Lethal storm is again a clear majority, especially in Game 1. Laboratory maniac is steady across all games accounting for around thirty percent. I know some people debate on whether the inclusion of maniac is worth it but from this data it seems to show that he represents almost a third of wins therefore should probably be included. What is interesting is that the reduction in storm wins from Games 2 and 3 seems to go directly to the added presence of Shelldock Isle wins.

Closing Thoughts

I didn't think I would get so into this whole stats thing but I did. I'm normally a Han Solo, "don't tell me the odds" kind of guy so following numbers was a refreshing change. I'm hopeful that the above helps solidify our position as an "established deck" despite a lack of metagame penetration and / or number of top 8 performances (give us time!).
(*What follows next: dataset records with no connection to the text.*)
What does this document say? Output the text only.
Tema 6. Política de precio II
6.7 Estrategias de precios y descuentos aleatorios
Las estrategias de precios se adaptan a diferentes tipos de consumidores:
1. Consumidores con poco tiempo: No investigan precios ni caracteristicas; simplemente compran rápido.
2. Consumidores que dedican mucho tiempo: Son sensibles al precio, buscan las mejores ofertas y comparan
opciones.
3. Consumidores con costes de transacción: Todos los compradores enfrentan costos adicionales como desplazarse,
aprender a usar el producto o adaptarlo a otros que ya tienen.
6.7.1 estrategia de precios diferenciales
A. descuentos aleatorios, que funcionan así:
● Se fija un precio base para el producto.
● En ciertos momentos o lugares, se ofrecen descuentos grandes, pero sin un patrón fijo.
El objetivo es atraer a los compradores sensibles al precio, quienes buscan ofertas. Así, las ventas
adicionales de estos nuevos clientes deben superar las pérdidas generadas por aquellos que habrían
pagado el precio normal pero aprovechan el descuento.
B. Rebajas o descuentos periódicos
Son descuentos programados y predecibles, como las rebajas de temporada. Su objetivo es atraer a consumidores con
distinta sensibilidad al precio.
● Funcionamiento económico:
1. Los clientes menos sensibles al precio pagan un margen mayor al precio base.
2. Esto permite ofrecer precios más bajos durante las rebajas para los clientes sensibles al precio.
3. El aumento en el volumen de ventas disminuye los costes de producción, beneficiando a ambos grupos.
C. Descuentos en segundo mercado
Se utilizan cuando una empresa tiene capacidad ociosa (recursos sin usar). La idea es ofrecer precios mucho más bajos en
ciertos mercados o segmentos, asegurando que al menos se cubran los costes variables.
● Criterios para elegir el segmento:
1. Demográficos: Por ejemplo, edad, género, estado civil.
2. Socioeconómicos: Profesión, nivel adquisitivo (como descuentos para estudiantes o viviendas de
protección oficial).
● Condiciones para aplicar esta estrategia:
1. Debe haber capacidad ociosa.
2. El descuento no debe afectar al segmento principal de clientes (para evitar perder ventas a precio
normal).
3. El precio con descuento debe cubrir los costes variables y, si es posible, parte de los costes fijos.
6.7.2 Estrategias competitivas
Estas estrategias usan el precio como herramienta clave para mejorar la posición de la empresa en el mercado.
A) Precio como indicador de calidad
It seems we are doing pretty well and now just need to start polishing up our gameplay and bringing out our anti-'CounterspellsDiscard' tech (IMO it's two Empty the Warrens in our board).

Massive shout outs to all those who have contributed results to this project especialy d8dk32 and Hulahula who are MTGO League Machines! All I ask is that everyone keeps up with the data recording. The more we keep up with this, the more results, the more accurate a snapshot we can keep on how the deck is performing.